Но нынче, невинной дневною порой, парк был населен только жизнерадостными, попугайски щебечущими что-то друг другу японцами, которым цыгане впаривали настенные часы не менее решительно, чем мамаша, лопатой запихивающая еду в глотку непослушным отпрыскам, и японцы разглядывали этот странный сундук, набитый минутами, снабженный маятником за стеклянной дверцей, напоминавшим сердце Христа, отштампованное на бумажных образках, со смесью удивления и ужаса, с которым смотрели бы на доисторического предка, лишь отдаленно смахивавшего на хромированные НЛО, посылавшие световые сигналы с их тонких запястий. Психиатр внезапно ощутил себя ископаемым рядом с этими существами, чьи узкие глаза щурились объективами фотоаппарата «Лейка», а на место желудков давным-давно были пересажены карбюраторы «Датсун», навсегда свободные от изжоги и от газов, норовивших вырваться наружу то ли вздохом, то ли отрыжкой: кто знает, несварение это или печаль, не раз думал доктор, когда грудь его теснил и подступал к горлу как бы шар, надутый из жвачки, но без жвачки, вырываясь изо рта с тихим свистом пролетающей кометы, и предпочитал думать, что разыгрался эзофагит, тогда как на самом деле это искала выхода его заблудившаяся тоска.
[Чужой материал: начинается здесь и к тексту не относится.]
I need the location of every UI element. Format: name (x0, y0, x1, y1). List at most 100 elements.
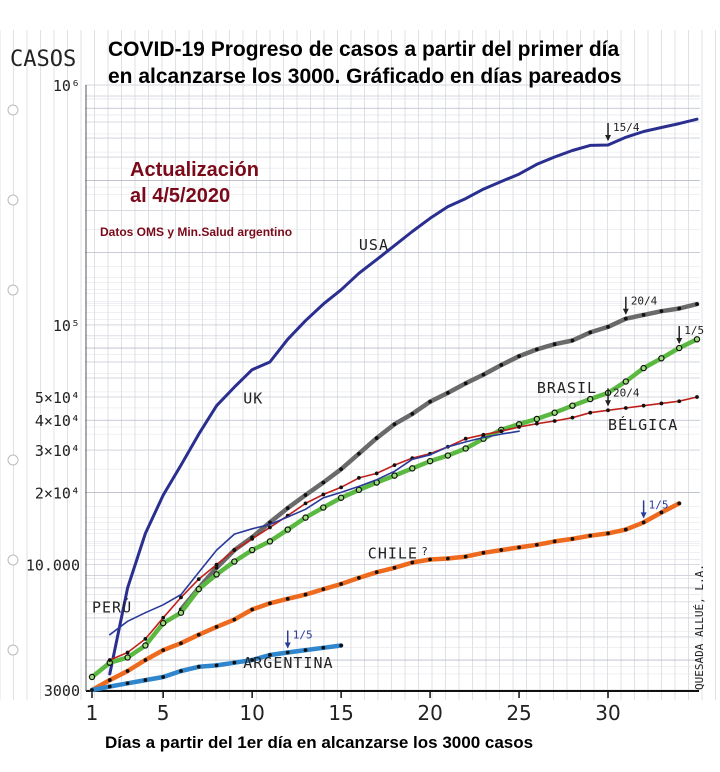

Машина оказалась зажатой между двумя громадными «универсалами», слонами цвета слоновой кости, этакими подпорками для книг на полке у двоюродной бабушки, вынужденными нехотя подпирать какую-то жалкую брошюрку. В ближайшие же дни куплю себе восьмиосный грузовик и тут же стану волевым до умопомрачения, решил врач, втискиваясь в свой маленький автомобильчик с бардачком, заваленным неиграющими кассетами и упаковками давно просроченных лекарств: он хранил это барахло, как другие хранят в ящике письменного стола склянку с камнями, извлеченными из собственного желчного пузыря, в трогательной надежде расставить в прошлом вешки теми предметами, которые поток жизни за ненужностью оставляет валяться на берегах, и время от времени перебирал коробочки с медикаментами, подобно арабу, ласкающему свои таинственные четки. «Я человек уже не молодой» [59] , — процитировал он вслух, как делал всегда, когда Лиссабон, неторопливым и задумчивым жестом лангуста в виварии смыкал клешни у него на горле и дома, деревья, площади и улицы толпой ломились в его мозг, отплясывая, как на картинах Сутина [60] , сумасшедший хищный чарльстон.
59
Первая фраза из рассказа американского писателя Германа Мелвилла (1819–1891) «Писец Бартлби».
60
Хаим Соломонович Сутин (1893–1943) — французский художник парижской школы, уроженец Минска.